The newest development in the Trayvon Martin case, more recent than yesterday’s CNN newscasts, is an audio of a witness who claimed to have dimly seen a scuffle between two figures and two popping sounds. These were apparently two gun shots, although the witness said the second sound may have been an echo. After the shot or shots, the man started walking toward the witness’es position. From what the witness could see, the man was walking normally and didn’t have any visible signs of having been in a life-or-death fight.
The witness whose audio account was played yesterday on at least CBS and ABC newscasts, doesn’t entirely square with that of the two women who were apparently the closest witnesses to what may have taken place. After hearing a shot, they rushed outside and saw a man with his hand on a prone figure on the ground. One of the witnesses said that the man then began pacing back and forth. After being queried two or three times about what to do, the man told them to call the police. Although the two women were not able to see any visible injuries, one of the women acknowledged that their vision was impaired by the approaching darkness and the poor lighting.
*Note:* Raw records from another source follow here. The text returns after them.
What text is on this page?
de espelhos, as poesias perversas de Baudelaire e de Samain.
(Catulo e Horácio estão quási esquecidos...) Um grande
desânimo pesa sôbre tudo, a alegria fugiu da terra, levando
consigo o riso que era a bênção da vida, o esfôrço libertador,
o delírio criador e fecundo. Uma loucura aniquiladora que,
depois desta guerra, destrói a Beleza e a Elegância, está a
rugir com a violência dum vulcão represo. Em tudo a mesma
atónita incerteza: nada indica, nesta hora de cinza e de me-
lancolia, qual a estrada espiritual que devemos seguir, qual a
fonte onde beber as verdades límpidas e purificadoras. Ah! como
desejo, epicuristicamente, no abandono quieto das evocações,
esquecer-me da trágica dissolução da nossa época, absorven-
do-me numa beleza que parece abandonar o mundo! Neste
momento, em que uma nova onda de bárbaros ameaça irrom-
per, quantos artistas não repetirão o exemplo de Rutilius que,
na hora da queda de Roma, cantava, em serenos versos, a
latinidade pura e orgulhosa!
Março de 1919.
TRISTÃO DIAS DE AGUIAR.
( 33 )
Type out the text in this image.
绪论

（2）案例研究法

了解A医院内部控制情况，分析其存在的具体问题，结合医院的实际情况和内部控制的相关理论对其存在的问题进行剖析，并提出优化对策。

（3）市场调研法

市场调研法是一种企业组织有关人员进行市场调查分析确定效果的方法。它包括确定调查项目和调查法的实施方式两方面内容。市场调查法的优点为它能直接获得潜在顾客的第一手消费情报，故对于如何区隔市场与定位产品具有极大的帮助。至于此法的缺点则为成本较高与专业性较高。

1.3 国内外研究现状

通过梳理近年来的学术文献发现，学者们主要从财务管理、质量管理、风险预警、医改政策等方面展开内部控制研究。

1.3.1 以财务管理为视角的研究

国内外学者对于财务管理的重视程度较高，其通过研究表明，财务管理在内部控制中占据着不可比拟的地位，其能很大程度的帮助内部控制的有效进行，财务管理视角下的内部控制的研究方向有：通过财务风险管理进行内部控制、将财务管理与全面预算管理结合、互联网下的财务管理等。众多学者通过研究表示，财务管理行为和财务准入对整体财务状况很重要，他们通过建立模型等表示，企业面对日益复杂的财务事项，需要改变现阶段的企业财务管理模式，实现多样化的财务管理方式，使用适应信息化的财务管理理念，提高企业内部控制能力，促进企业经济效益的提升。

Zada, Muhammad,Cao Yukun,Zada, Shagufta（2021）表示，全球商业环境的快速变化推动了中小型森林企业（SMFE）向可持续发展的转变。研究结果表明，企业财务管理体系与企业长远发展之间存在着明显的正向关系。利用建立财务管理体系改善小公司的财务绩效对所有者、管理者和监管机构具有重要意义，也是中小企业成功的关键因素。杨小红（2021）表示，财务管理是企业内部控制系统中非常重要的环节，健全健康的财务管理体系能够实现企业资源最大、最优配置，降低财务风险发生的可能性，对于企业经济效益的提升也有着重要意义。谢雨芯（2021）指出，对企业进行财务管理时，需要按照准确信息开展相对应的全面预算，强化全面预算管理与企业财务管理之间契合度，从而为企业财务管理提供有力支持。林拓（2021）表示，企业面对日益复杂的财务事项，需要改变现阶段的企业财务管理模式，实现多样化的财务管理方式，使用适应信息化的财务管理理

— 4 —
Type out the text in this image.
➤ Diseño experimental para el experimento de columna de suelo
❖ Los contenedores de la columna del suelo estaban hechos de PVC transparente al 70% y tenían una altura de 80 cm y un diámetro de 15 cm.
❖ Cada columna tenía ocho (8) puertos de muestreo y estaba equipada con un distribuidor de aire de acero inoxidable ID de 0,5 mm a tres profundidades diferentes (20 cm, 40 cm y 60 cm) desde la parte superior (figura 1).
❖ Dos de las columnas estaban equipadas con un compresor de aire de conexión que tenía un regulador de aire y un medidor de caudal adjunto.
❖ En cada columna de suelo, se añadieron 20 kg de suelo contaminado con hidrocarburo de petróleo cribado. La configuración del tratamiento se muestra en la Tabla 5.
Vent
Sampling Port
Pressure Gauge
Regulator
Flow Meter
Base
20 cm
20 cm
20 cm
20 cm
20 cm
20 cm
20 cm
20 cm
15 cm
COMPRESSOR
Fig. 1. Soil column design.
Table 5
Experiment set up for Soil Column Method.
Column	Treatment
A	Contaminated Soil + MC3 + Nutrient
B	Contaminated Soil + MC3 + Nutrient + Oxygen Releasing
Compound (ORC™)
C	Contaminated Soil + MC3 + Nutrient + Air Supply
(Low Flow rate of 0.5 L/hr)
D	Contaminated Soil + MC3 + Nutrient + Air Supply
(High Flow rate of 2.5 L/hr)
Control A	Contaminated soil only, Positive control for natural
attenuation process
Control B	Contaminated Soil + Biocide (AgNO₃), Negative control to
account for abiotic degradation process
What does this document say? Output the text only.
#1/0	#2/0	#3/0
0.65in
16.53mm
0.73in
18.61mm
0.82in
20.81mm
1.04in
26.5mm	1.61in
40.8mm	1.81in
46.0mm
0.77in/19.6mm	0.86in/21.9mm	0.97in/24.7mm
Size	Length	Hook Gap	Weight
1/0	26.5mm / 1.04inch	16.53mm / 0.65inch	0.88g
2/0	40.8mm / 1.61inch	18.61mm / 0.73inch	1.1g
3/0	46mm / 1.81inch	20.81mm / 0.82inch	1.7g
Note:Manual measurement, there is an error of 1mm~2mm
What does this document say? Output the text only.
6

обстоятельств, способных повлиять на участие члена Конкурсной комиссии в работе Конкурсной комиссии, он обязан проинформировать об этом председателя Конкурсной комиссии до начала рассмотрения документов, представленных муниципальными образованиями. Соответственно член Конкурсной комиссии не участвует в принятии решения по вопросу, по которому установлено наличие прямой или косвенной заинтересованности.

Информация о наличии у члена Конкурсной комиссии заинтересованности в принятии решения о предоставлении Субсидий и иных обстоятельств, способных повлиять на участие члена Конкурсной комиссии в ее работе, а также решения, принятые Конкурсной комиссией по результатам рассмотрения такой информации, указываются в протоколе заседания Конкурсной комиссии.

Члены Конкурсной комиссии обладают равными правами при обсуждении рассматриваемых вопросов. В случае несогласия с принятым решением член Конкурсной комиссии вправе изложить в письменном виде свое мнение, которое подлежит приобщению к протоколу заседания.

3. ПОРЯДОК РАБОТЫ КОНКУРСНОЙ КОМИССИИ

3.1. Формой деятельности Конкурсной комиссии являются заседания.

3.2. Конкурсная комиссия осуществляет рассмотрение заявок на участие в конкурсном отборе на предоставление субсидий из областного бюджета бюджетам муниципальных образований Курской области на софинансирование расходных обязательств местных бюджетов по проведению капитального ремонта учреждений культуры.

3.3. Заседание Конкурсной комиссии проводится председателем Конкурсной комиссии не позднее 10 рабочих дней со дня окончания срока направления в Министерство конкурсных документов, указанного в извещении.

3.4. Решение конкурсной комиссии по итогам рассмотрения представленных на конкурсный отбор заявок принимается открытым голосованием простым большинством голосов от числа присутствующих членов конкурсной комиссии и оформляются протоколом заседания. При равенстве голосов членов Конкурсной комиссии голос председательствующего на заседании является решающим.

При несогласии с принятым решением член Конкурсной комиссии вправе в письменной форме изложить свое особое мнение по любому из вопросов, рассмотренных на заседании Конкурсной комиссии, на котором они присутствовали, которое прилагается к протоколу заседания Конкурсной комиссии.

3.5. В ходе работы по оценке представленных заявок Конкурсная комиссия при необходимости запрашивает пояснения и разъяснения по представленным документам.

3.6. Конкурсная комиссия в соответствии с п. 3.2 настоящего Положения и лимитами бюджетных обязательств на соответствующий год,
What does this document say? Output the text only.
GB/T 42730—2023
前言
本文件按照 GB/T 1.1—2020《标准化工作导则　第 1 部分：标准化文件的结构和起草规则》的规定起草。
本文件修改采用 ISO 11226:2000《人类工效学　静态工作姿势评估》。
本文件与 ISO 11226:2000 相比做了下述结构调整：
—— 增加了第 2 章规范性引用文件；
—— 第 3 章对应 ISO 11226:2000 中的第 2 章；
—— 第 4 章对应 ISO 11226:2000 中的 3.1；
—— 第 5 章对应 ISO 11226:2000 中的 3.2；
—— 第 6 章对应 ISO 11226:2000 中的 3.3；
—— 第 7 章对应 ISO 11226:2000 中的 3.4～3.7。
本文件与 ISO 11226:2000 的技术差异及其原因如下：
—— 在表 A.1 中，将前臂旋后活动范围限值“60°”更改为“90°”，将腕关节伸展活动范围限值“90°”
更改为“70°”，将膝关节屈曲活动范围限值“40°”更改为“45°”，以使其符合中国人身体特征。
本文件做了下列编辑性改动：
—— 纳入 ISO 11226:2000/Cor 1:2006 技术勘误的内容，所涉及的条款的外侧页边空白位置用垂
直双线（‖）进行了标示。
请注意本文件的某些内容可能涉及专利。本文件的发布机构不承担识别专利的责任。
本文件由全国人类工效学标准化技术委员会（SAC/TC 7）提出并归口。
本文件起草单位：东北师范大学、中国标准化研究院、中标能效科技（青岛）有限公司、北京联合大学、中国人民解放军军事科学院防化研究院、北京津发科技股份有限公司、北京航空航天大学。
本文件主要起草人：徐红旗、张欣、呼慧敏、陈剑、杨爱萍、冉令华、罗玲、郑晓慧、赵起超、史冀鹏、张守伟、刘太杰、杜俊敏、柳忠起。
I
The difference in the two accounts is that the two women, whose attention was drawn to the kitchen of one of them, by sounds coming from outside, did not report seeing a scuffle taking place and their account of George Zimmerman pacing back and forth doesn’t entirely comport with the newest witness’es account of a man advancing toward him, nor did this new witness mention seeing two women near the body on the ground. The audio of the newest witness doesn’t make any mention of the relative positions of the two figures when the first popping sound was heard.
Yesterday was also notable in the Trayvon Martin case, as it found both the father and the brother of George Zimmerman “speaking out,” as the media would phrase it. Both argued that George ZImmerman acted in self-defense; however, the father added a stunning new detail: he alleged that Trayvon Martin told his son that he, Trayvon, would kill him right then or at least by that night. The father’s only source for that alleged threat would have been his son.
The other item in the bonanza of information appearing yesterday was the statement on camera by the funeral director preparing Trayvon Martin’s body for burial. He did not see any injuries on Trayvon and the most crucial indicator of an unarmed man’s involvement in a physical fight: his knuckles, were, in the funeral director’s one-word description: “pristine.”